Menurut definisi pada undang undang, pajak penghasilan atau PPh merupakan pajak negara yang dikenakan terhadap setiap tambahan kemampuan ekonomis yang diterima atau diperoleh wajib pajak, baik yang berasal dari Indonesia maupun dari luar Indonesia, yang dapat dipakai untuk konsumsi atau untuk menambah kekayaan wajib pajak yang bersangkutan.

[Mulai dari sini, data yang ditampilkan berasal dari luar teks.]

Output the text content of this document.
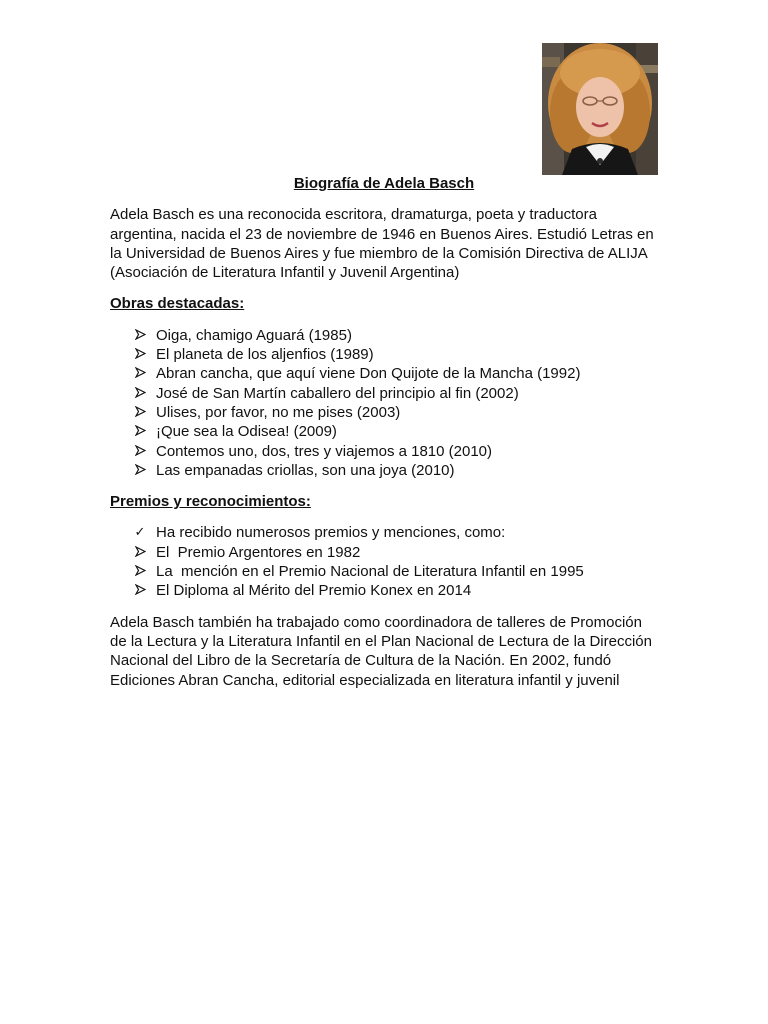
Biografía de Adela Basch

Adela Basch es una reconocida escritora, dramaturga, poeta y traductora argentina, nacida el 23 de noviembre de 1946 en Buenos Aires. Estudió Letras en la Universidad de Buenos Aires y fue miembro de la Comisión Directiva de ALIJA (Asociación de Literatura Infantil y Juvenil Argentina)

Obras destacadas:

Oiga, chamigo Aguará (1985)
El planeta de los aljenfios (1989)
Abran cancha, que aquí viene Don Quijote de la Mancha (1992)
José de San Martín caballero del principio al fin (2002)
Ulises, por favor, no me pises (2003)
¡Que sea la Odisea! (2009)
Contemos uno, dos, tres y viajemos a 1810 (2010)
Las empanadas criollas, son una joya (2010)

Premios y reconocimientos:

✓ Ha recibido numerosos premios y menciones, como:
El  Premio Argentores en 1982
La  mención en el Premio Nacional de Literatura Infantil en 1995
El Diploma al Mérito del Premio Konex en 2014

Adela Basch también ha trabajado como coordinadora de talleres de Promoción de la Lectura y la Literatura Infantil en el Plan Nacional de Lectura de la Dirección Nacional del Libro de la Secretaría de Cultura de la Nación. En 2002, fundó Ediciones Abran Cancha, editorial especializada en literatura infantil y juvenil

Pajak penghasilan dapat dikenakan pada orang pribadi maupun badan usaha atas penghasilan yang diterimanya selama 1 tahun. Dan bagi buruh, pajak penghasilan ini dapat dibayar oleh buruh maupun ditanggung oleh pemberi kerja, yang langsung dipotong dari upah yang diterima setiap bulannya.

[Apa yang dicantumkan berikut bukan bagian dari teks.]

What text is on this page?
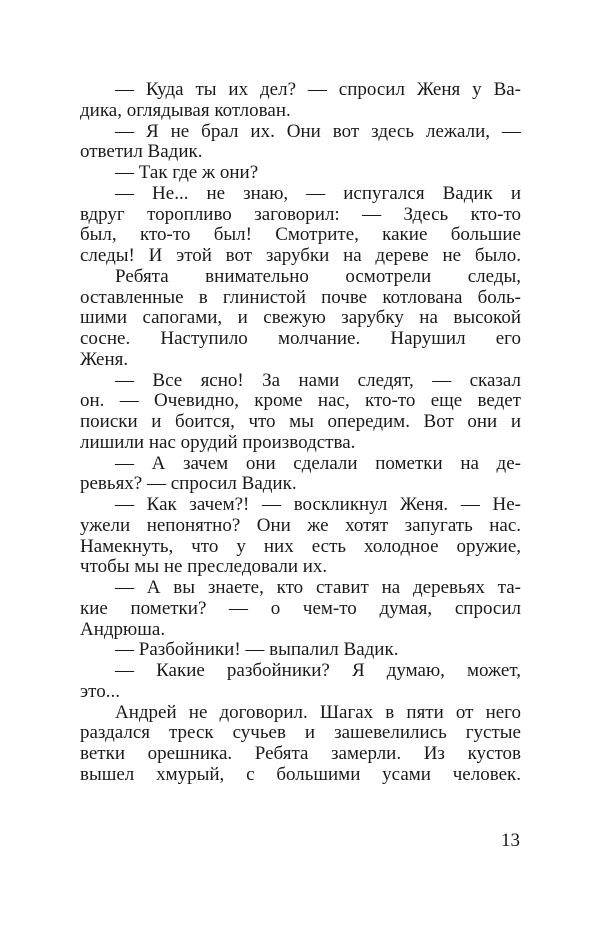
— Куда ты их дел? — спросил Женя у Ва-
дика, оглядывая котлован.
— Я не брал их. Они вот здесь лежали, —
ответил Вадик.
— Так где ж они?
— Не... не знаю, — испугался Вадик и
вдруг торопливо заговорил: — Здесь кто-то
был, кто-то был! Смотрите, какие большие
следы! И этой вот зарубки на дереве не было.
Ребята внимательно осмотрели следы,
оставленные в глинистой почве котлована боль-
шими сапогами, и свежую зарубку на высокой
сосне. Наступило молчание. Нарушил его
Женя.
— Все ясно! За нами следят, — сказал
он. — Очевидно, кроме нас, кто-то еще ведет
поиски и боится, что мы опередим. Вот они и
лишили нас орудий производства.
— А зачем они сделали пометки на де-
ревьях? — спросил Вадик.
— Как зачем?! — воскликнул Женя. — Не-
ужели непонятно? Они же хотят запугать нас.
Намекнуть, что у них есть холодное оружие,
чтобы мы не преследовали их.
— А вы знаете, кто ставит на деревьях та-
кие пометки? — о чем-то думая, спросил
Андрюша.
— Разбойники! — выпалил Вадик.
— Какие разбойники? Я думаю, может,
это...
Андрей не договорил. Шагах в пяти от него
раздался треск сучьев и зашевелились густые
ветки орешника. Ребята замерли. Из кустов
вышел хмурый, с большими усами человек.
13
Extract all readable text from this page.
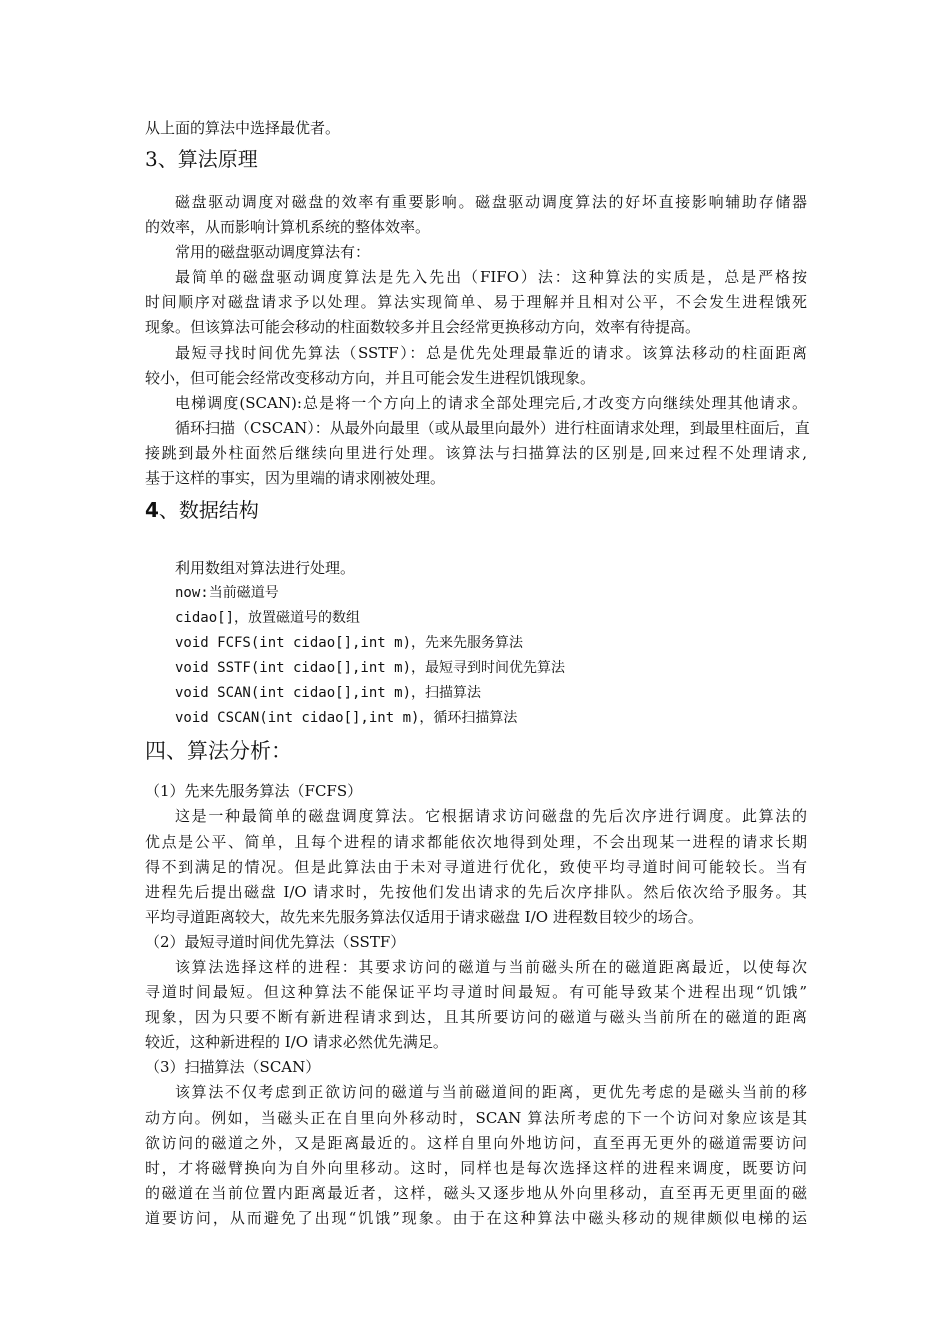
从上面的算法中选择最优者。
3、算法原理
磁盘驱动调度对磁盘的效率有重要影响。磁盘驱动调度算法的好坏直接影响辅助存储器
的效率，从而影响计算机系统的整体效率。
常用的磁盘驱动调度算法有：
最简单的磁盘驱动调度算法是先入先出（FIFO）法：这种算法的实质是，总是严格按
时间顺序对磁盘请求予以处理。算法实现简单、易于理解并且相对公平，不会发生进程饿死
现象。但该算法可能会移动的柱面数较多并且会经常更换移动方向，效率有待提高。
最短寻找时间优先算法（SSTF）：总是优先处理最靠近的请求。该算法移动的柱面距离
较小，但可能会经常改变移动方向，并且可能会发生进程饥饿现象。
电梯调度(SCAN):总是将一个方向上的请求全部处理完后,才改变方向继续处理其他请求。
循环扫描（CSCAN）：从最外向最里（或从最里向最外）进行柱面请求处理，到最里柱面后，直
接跳到最外柱面然后继续向里进行处理。该算法与扫描算法的区别是,回来过程不处理请求,
基于这样的事实，因为里端的请求刚被处理。
4、数据结构
利用数组对算法进行处理。
now:当前磁道号
cidao[]，放置磁道号的数组
void FCFS(int cidao[],int m)，先来先服务算法
void SSTF(int cidao[],int m)，最短寻到时间优先算法
void SCAN(int cidao[],int m)，扫描算法
void CSCAN(int cidao[],int m)，循环扫描算法
四、算法分析：
（1）先来先服务算法（FCFS）
这是一种最简单的磁盘调度算法。它根据请求访问磁盘的先后次序进行调度。此算法的
优点是公平、简单，且每个进程的请求都能依次地得到处理，不会出现某一进程的请求长期
得不到满足的情况。但是此算法由于未对寻道进行优化，致使平均寻道时间可能较长。当有
进程先后提出磁盘 I/O 请求时，先按他们发出请求的先后次序排队。然后依次给予服务。其
平均寻道距离较大，故先来先服务算法仅适用于请求磁盘 I/O 进程数目较少的场合。
（2）最短寻道时间优先算法（SSTF）
该算法选择这样的进程：其要求访问的磁道与当前磁头所在的磁道距离最近，以使每次
寻道时间最短。但这种算法不能保证平均寻道时间最短。有可能导致某个进程出现“饥饿”
现象，因为只要不断有新进程请求到达，且其所要访问的磁道与磁头当前所在的磁道的距离
较近，这种新进程的 I/O 请求必然优先满足。
（3）扫描算法（SCAN）
该算法不仅考虑到正欲访问的磁道与当前磁道间的距离，更优先考虑的是磁头当前的移
动方向。例如，当磁头正在自里向外移动时，SCAN 算法所考虑的下一个访问对象应该是其
欲访问的磁道之外，又是距离最近的。这样自里向外地访问，直至再无更外的磁道需要访问
时，才将磁臂换向为自外向里移动。这时，同样也是每次选择这样的进程来调度，既要访问
的磁道在当前位置内距离最近者，这样，磁头又逐步地从外向里移动，直至再无更里面的磁
道要访问，从而避免了出现“饥饿”现象。由于在这种算法中磁头移动的规律颇似电梯的运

Terhitung sejak Januari 2013, besarnya Penghasilan Tidak Kena Pajak (PTKP) telah berubah sebagai berikut:
1. Rp. 24.300.000,00 untuk diri wajib pajak orang pribadi;
2. Rp. 2.025.000,00 tambahan untuk wajib pajak yang kawin;
3. Rp. 24.300.000,00 tambahan untuk seorang isteri yang penghasilannya digabung dengan penghasilan suami sebagaimana dimaksud pada pasal 8 ayat (1) dalam UU no. 36 tahun 2008 tentang Pajak Penghasilan;
4. Rp. 2.025.000,00 tambahan untuk setiap anggota keluarga sedarah dan keluarga semenda dalam garis keturunan lurus serta anak angkat, yang menjadi tanggungan sepenuhnya, paling banyak 3 orang untuk setiap keluarga.

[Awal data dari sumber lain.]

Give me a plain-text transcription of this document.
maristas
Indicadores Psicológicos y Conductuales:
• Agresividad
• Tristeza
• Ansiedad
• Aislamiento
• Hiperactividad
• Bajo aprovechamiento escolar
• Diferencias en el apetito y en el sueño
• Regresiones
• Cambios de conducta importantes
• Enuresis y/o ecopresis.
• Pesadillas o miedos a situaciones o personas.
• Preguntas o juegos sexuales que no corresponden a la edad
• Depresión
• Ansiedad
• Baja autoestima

Buruh dengan status hubungan kerja perjanjian kerja waktu tidak tertentu (PKWTT) maupun perjanjian kerja waktu tertentu (PKWT) digolongkan sebagai pegawai tetap yang dikenakan PPh 21 sebagaimana ditentukan dalam Peraturan Dirjen Pajak PER-31/PJ/2012.
Dilansir dari Pajak.co.id, berikut contoh cara menghitung PPh 21
Budi adalah buruh PT Candra Kirana, menikah dengan satu anak, memperoleh upah sebulan Rp. 4.000.000,00. PT Candra Kirana mengikutsertakan buruhnya ke dalam program BPJS Ketenagakerjaan, premi Jaminan Kecelakaan Kerja dan Jaminan Kematian dibayarkan oleh pemberi kerja sebesar 0.5% dan 0.3%. Budi menanggung iuran Jaminan Hari Tua sebesar 2% dari upah setiap bulannya. Maka perhitungan besarnya PPh 21 di bulan tersebut adalah sebagai berikut:
Upah pokok | Rp. 4.000.000.00 | ||
JKK | Rp. 20.000.00 | ||
JK | Rp. 12.000.00 | ||
Penghasilan bruto | Rp. 4.032.000.00 | ||
Pengurangan | |||
1. Biaya jabatan 5% x upah | Rp. 201.600.00 | ||
2. Iuran JHT 2% x upah pokok | Rp. 80.000.00 | ||
Penghasilan netto | Rp. 3.750.400.00 | ||
Penghasilan netto | setahun (x12) | Rp. 45.004.800.00 |
PTKP | |||
– untuk WP sendiri | Rp. 24.300.000.00 | ||
– untuk WP kawin | Rp. 2.025.000.00 | ||
– untuk WP satu anak | Rp. 2.025.000.00 | ||
Total | Rp. 28.350.000.00 | ||
Penghasilan Kena Pajak | Rp. 16.654.800.00 |
PPh 21 terhutang setahun
5% x 16.654.000 (pembulatan) Rp. 832.700.00
PPh 21 terhutang dalam bulan tersebut
832.700 / 12 Rp. 69.392.00
*Contoh di atas berlaku apabila buruh yang bersangkutan telah memiliki NPWP. Jika buruh yang bersangkutan belum memiliki NPWP, maka jumlah PPh 21 yang harus dipotong di bulan tersebut adalah 120% x Rp. 69.392.00 = Rp. 83.270.00.**(AY/RDN)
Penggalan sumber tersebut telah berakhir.